On the other, you might have geared strategies – many of which may have been launched by issuers you might traditionally think of as passive index product providers. A geared strategy will use derivatives and other tools to offer leveraged exposure to an index. You could ‘short’ an index if you think it is likely to fall or go ultra ‘long’ if you think the index will continue to rise. Some examples of this include the BetaShares Geared Long Aus Gov Bond (Hedge Fund (ASX: GGAB) which was listed in December last year or the VanEck Geared Aust. Equal Weight Fund (Hedge Fund) (ASX: GMVW), listed in February this year.
2. Fixed income funds
As interest rates rose, fixed income suddenly looked attractive again – and there were 13 new listings in this asset class across 2023, ranging from actively managed options to passive options covering Australian and US government bonds and corporate bonds.
Some examples include Macquarie Dynamic Bond Active ETF (Managed Fund) (ASX: MQDB), VanEck 1-3 month US Treasury Bond ETF (ASX: TBIL) and Global X USD Corporate Bond ETF (Currency Hedged) (ASX: USIG).
Will it continue in 2024?
“With higher interest rates, we are expecting to see continued issuance of ETFs in the fixed income asset class,” said Cunningham – and that’s even with the prospect of rate cuts.
3. Cryptocurrency
While some cryptocurrency ETFs are listed on CBOE, none are currently available on the ASX. As a note, the Betashares Crypto Innovators ETF (ASX: CRYP) doesn't invest in cryptocurrencies, it invests in infrastructure and services providers behind this space, such as exchanges or companies that build crypto mining equipment.
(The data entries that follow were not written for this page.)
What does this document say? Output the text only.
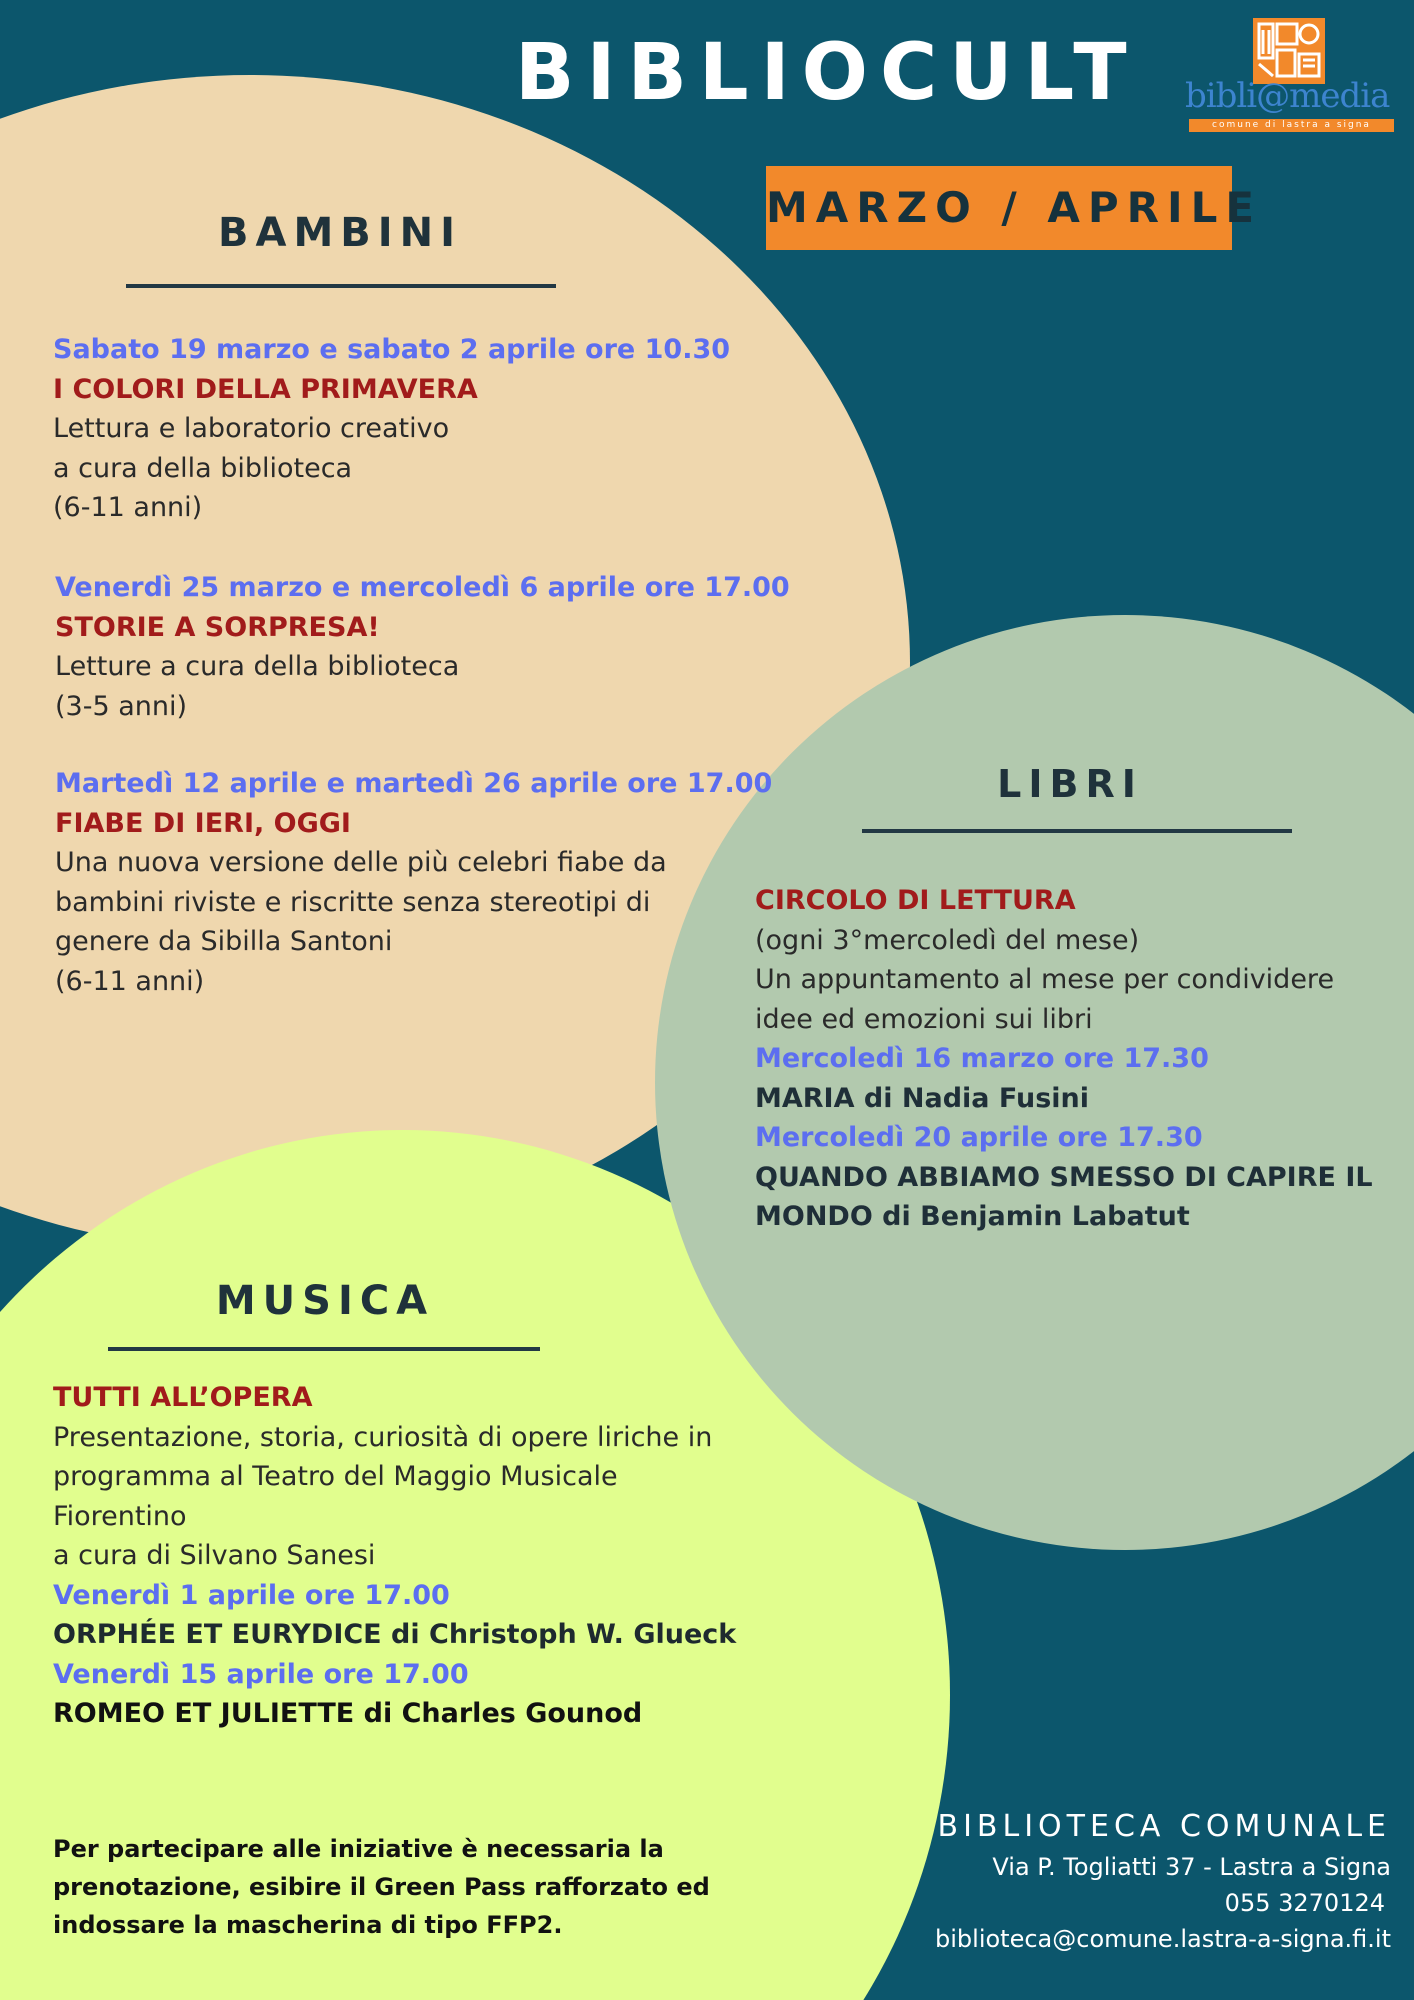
BIBLIOCULT bibli@media
comune di lastra a signa
MARZO / APRILE
BAMBINI

Sabato 19 marzo e sabato 2 aprile ore 10.30

I COLORI DELLA PRIMAVERA

Lettura e laboratorio creativo

a cura della biblioteca

(6-11 anni)

Venerdì 25 marzo e mercoledì 6 aprile ore 17.00

STORIE A SORPRESA!

Letture a cura della biblioteca

(3-5 anni)

Martedì 12 aprile e martedì 26 aprile ore 17.00

FIABE DI IERI, OGGI

Una nuova versione delle più celebri fiabe da

bambini riviste e riscritte senza stereotipi di

genere da Sibilla Santoni

(6-11 anni)

LIBRI

CIRCOLO DI LETTURA

(ogni 3°mercoledì del mese)

Un appuntamento al mese per condividere

idee ed emozioni sui libri

Mercoledì 16 marzo ore 17.30

MARIA di Nadia Fusini

Mercoledì 20 aprile ore 17.30

QUANDO ABBIAMO SMESSO DI CAPIRE IL

MONDO di Benjamin Labatut

MUSICA

TUTTI ALL’OPERA

Presentazione, storia, curiosità di opere liriche in

programma al Teatro del Maggio Musicale

Fiorentino

a cura di Silvano Sanesi

Venerdì 1 aprile ore 17.00

ORPHÉE ET EURYDICE di Christoph W. Glueck

Venerdì 15 aprile ore 17.00

ROMEO ET JULIETTE di Charles Gounod

Per partecipare alle iniziative è necessaria la

prenotazione, esibire il Green Pass rafforzato ed

indossare la mascherina di tipo FFP2.

BIBLIOTECA COMUNALE

Via P. Togliatti 37 - Lastra a Signa

055 3270124

biblioteca@comune.lastra-a-signa.fi.it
It is currently the key exposure option to cryptocurrencies on the ASX.
“The ASX introduced changes to its admission rules in 2022 to facilitate the admission of ETFs that invest in crypto assets,” said Cunningham, but there are indications that we may see the first offers this year.
The trigger of course being the SEC’s approval of 11 spot bitcoin ETFs in January this year. The SEC is yet to approve any other cryptocurrencies like Ethereum.
Monochrome Asset Management announced its plans to register the Monochrome Bitcoin ETF to trade under the code IBTC pending ASX approval. Betashares has also indicated plans.
What's coming next?
While these are the key trends across Australian listings, it’s also handy to take a look at more sophisticated markets like the US and Europe.
You can assume we’ll eventually catch on to some of the interesting innovations seen in these regions, such as ‘target date’ ETFs to support the retirement market.